RMD comment: I print this because I agree, and Lowenstein said it much more eloquently than I ever could have. I recommend this book to you.
I also note that the “bankers” are the Wall Street bankers at places such as Citigroup (C), Merrill-Lynch, Bear-Stearns, Goldman Sachs (GS), etc. If the government had let all those that should have failed fail, then the responsible banks, such as many of the local institutions that subscribe to this letter, would have picked up the pieces and we would be much nearer the end of this mess. Many of the chumps that caused the mess still have their (high-paying) jobs.
We were at the Lake of the Ozarks over Labor Day. On Saturday night we went to our favorite restaurant. A lady, in her mid-to-late 40s, who has waited on us before, said “What can I get youse to drink?”
I said “You are from the St. Louis area, aren’t you?”
With a quite surprised look, she said “Yes, Alton, Illinois (just 10 miles north of my home town of Granite City)”.
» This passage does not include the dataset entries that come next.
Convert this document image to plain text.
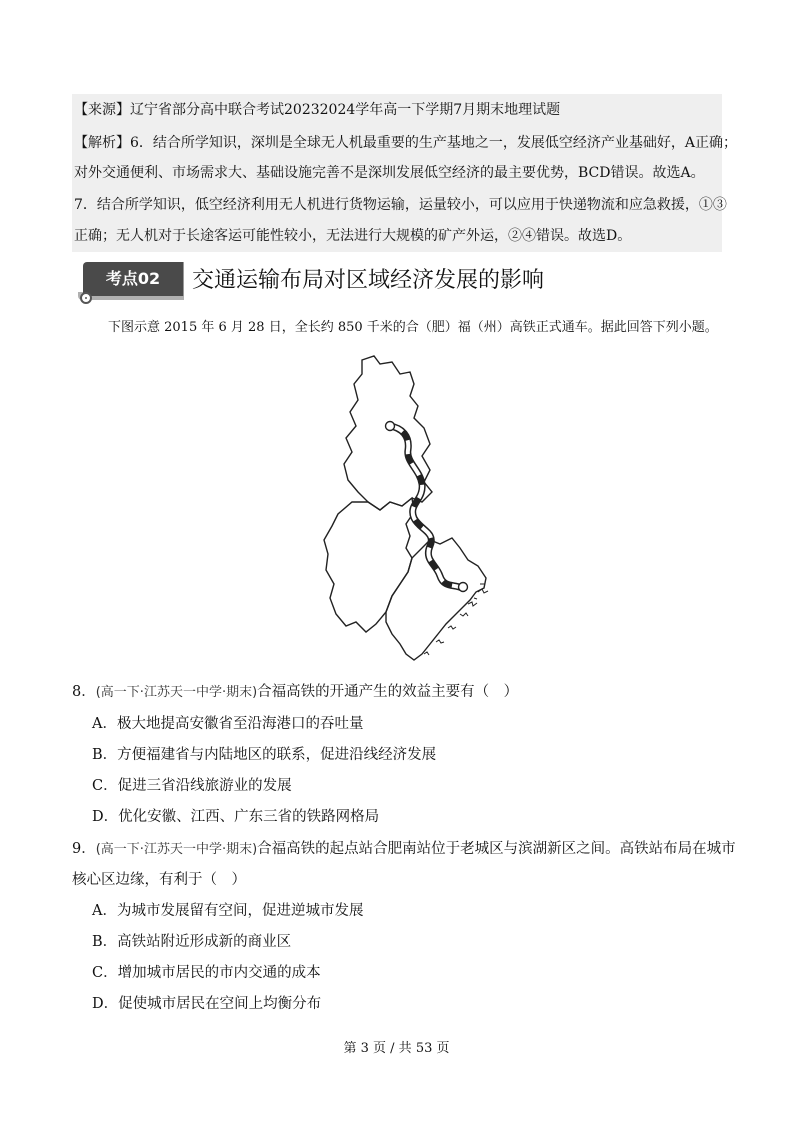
【来源】辽宁省部分高中联合考试20232024学年高一下学期7月期末地理试题
【解析】6．结合所学知识，深圳是全球无人机最重要的生产基地之一，发展低空经济产业基础好，A正确；
对外交通便利、市场需求大、基础设施完善不是深圳发展低空经济的最主要优势，BCD错误。故选A。
7．结合所学知识，低空经济利用无人机进行货物运输，运量较小，可以应用于快递物流和应急救援，①③
正确；无人机对于长途客运可能性较小，无法进行大规模的矿产外运，②④错误。故选D。
考点02	交通运输布局对区域经济发展的影响
下图示意 2015 年 6 月 28 日，全长约 850 千米的合（肥）福（州）高铁正式通车。据此回答下列小题。
8．(高一下·江苏天一中学·期末)合福高铁的开通产生的效益主要有（　）
A．极大地提高安徽省至沿海港口的吞吐量
B．方便福建省与内陆地区的联系，促进沿线经济发展
C．促进三省沿线旅游业的发展
D．优化安徽、江西、广东三省的铁路网格局
9．(高一下·江苏天一中学·期末)合福高铁的起点站合肥南站位于老城区与滨湖新区之间。高铁站布局在城市
核心区边缘，有利于（　）
A．为城市发展留有空间，促进逆城市发展
B．高铁站附近形成新的商业区
C．增加城市居民的市内交通的成本
D．促使城市居民在空间上均衡分布
第 3 页 / 共 53 页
I said “because if there are two idioms that identify people as being from the St. Louis area it is “youse” (the plural of you) and “icebox” rather than refrigerator.
She also added that she has frequently heard “warsh” instead of wash. I have heard others pronounce it that way, but I never would. The correct phrase would be “Are youse going to wash your icebox”, not “Are youse going to warsh your icebox”. The way some people talk!